As mudanças introduzidas pela reforma previdenciária afetam significativamente os segurados, especialmente aqueles cujas incapacidades não são decorrentes de acidentes de trabalho ou doenças profissionais. A redução do valor do benefício para esses casos pode ter implicações importantes na proteção social e na qualidade de vida dos segurados.
 

A diferenciação no cálculo dos benefícios pode ser vista como uma forma de justiça distributiva, priorizando os casos de incapacidades decorrentes de trabalho. No entanto, também gera preocupações sobre a adequação dos benefícios para atender às necessidades dos segurados incapacitados por outras causas, o que é o caso das doenças incuráveis, uma vez que são graves e irreversíveis.

 

 

2. Doenças que isentam o segurado do período de carência

 

Para ter direito à aposentadoria por incapacidade permanente e auxílio-doença (auxílio por incapacidade temporária) é preciso cumprir o período de carência.

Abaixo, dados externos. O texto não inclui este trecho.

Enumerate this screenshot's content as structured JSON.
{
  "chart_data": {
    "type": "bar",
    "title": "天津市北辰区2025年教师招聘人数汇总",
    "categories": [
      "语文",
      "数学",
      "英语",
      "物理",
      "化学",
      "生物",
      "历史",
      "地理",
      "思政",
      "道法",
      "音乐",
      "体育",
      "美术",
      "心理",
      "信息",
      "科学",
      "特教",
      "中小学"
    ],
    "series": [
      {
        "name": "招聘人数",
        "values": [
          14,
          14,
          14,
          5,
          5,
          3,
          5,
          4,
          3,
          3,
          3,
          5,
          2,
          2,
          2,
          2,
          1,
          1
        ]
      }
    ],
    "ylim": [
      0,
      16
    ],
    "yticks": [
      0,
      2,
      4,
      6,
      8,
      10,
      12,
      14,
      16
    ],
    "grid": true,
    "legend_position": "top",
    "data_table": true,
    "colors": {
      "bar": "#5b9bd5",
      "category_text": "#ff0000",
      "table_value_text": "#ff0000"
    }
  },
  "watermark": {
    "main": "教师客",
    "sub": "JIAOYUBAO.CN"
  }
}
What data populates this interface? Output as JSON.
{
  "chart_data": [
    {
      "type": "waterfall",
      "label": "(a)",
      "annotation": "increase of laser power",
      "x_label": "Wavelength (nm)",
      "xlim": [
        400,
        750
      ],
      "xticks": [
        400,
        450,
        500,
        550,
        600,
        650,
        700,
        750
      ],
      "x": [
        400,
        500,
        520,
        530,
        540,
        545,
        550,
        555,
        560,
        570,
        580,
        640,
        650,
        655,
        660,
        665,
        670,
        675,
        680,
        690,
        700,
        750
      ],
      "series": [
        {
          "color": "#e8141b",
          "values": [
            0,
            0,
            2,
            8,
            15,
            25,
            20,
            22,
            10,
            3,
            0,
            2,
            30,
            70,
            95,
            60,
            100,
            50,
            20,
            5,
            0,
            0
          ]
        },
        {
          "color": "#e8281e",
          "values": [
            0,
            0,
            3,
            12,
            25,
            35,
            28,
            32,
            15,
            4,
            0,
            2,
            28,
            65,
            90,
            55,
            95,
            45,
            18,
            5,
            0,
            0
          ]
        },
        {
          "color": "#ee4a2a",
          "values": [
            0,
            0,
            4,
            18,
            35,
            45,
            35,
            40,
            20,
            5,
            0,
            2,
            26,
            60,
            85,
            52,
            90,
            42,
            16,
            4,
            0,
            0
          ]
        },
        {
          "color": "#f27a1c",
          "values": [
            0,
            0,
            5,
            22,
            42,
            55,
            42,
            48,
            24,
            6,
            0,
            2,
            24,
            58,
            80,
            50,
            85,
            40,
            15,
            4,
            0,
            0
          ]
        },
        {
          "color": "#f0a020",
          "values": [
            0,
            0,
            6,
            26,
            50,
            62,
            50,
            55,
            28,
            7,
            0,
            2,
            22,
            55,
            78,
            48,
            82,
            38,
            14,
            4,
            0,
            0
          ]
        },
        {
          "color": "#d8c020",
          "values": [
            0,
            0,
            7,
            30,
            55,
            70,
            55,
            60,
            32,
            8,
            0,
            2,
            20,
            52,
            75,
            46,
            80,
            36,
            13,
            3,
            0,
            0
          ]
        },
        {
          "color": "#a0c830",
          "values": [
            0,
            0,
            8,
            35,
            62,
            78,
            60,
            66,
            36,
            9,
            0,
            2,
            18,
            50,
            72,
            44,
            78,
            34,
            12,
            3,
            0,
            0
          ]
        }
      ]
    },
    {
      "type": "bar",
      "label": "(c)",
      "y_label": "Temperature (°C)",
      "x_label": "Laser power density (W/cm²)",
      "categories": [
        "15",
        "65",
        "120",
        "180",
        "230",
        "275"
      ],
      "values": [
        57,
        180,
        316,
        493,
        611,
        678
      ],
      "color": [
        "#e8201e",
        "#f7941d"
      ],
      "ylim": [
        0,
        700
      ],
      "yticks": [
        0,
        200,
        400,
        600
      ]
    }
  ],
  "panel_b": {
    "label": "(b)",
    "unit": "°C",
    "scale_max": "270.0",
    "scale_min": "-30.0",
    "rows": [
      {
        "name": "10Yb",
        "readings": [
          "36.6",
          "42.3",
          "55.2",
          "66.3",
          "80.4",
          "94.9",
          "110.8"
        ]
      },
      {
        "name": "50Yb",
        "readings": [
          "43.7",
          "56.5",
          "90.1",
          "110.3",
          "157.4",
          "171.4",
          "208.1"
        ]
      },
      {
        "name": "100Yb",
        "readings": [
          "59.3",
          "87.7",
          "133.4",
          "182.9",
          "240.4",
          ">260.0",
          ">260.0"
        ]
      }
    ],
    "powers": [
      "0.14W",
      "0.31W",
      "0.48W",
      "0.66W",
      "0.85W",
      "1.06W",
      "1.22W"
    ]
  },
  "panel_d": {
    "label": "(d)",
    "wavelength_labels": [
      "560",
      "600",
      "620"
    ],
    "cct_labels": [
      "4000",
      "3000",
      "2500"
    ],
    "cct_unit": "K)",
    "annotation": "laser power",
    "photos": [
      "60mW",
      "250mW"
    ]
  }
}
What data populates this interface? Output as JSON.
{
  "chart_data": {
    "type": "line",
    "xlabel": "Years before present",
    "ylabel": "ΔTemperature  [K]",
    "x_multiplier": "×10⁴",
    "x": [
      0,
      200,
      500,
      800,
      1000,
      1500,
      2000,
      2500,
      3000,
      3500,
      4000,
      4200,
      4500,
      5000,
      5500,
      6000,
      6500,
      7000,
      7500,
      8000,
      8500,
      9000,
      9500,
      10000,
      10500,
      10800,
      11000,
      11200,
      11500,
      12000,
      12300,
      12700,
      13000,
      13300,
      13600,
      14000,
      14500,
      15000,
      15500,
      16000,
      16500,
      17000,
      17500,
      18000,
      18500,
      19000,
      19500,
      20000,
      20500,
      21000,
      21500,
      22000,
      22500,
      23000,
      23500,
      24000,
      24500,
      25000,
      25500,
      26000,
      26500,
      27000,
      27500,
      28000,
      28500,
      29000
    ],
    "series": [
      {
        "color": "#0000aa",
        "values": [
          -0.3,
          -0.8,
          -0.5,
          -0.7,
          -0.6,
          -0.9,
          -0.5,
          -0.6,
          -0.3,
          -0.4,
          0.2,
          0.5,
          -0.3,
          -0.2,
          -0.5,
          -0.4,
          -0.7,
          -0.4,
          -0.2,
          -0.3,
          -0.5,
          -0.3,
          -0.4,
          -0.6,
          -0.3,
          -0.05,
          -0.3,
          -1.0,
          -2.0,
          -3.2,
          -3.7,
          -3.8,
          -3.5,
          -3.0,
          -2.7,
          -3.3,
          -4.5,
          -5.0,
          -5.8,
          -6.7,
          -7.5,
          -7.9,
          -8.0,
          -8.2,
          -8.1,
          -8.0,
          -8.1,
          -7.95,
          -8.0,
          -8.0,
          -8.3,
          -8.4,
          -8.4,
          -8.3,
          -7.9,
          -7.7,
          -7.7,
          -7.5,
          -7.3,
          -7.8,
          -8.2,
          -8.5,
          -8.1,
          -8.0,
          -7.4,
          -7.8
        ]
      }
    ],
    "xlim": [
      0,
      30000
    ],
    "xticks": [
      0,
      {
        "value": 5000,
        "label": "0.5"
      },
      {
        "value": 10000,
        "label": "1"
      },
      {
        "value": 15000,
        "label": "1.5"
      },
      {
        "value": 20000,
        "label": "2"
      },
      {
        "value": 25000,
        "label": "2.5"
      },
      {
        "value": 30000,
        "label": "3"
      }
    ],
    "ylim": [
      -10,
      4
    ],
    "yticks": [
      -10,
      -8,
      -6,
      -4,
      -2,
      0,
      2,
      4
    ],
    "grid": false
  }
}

Ou seja, requer-se pelo menos 12 contribuições para a Previdência Social. Dessa forma, para esses benefícios o tempo carência exigido é de 12 meses.
 

No entanto, existem certas doenças, que devido a gravidade e imprevisibilidade, dispensam o cumprimento de carência. Assim, basta apenas que o segurado tenha um vínculo ativo com o INSS, ou seja, esteja com qualidade de segurado perante a Previdência.
 

Dessa forma, a Portaria MTP/MS n.º 22/2022 determina que as doenças dispensadas do período de carência para os benefícios por incapacidade são as seguintes:
 

I – tuberculose ativa; II – hanseníase; III – transtorno mental grave, desde que esteja cursando com alienação mental; IV – neoplasia maligna; V – cegueira; VI – paralisia irreversível e incapacitante; VII – cardiopatia grave; VIII – doença de Parkinson; IX – espondilite anquilosante; X – nefropatia grave; XI – estado avançado da doença de Paget (osteíte deformante); XII – síndrome da deficiência imunológica adquirida (Aids); XIII – contaminação por radiação, com base em conclusão da medicina especializada; XIV – hepatopatia grave; XV – esclerose múltipla; XVI – acidente vascular encefálico (agudo); e XVII – abdome agudo cirúrgico.
 

Assim, para ter direito ao benefício, basta que o segurado empregado trabalhe um único dia. No caso dos segurados facultativos e contribuintes individuais, exige-se uma contribuição para a Previdência Social antes da data de início da incapacidade gerada por alguma doença grave.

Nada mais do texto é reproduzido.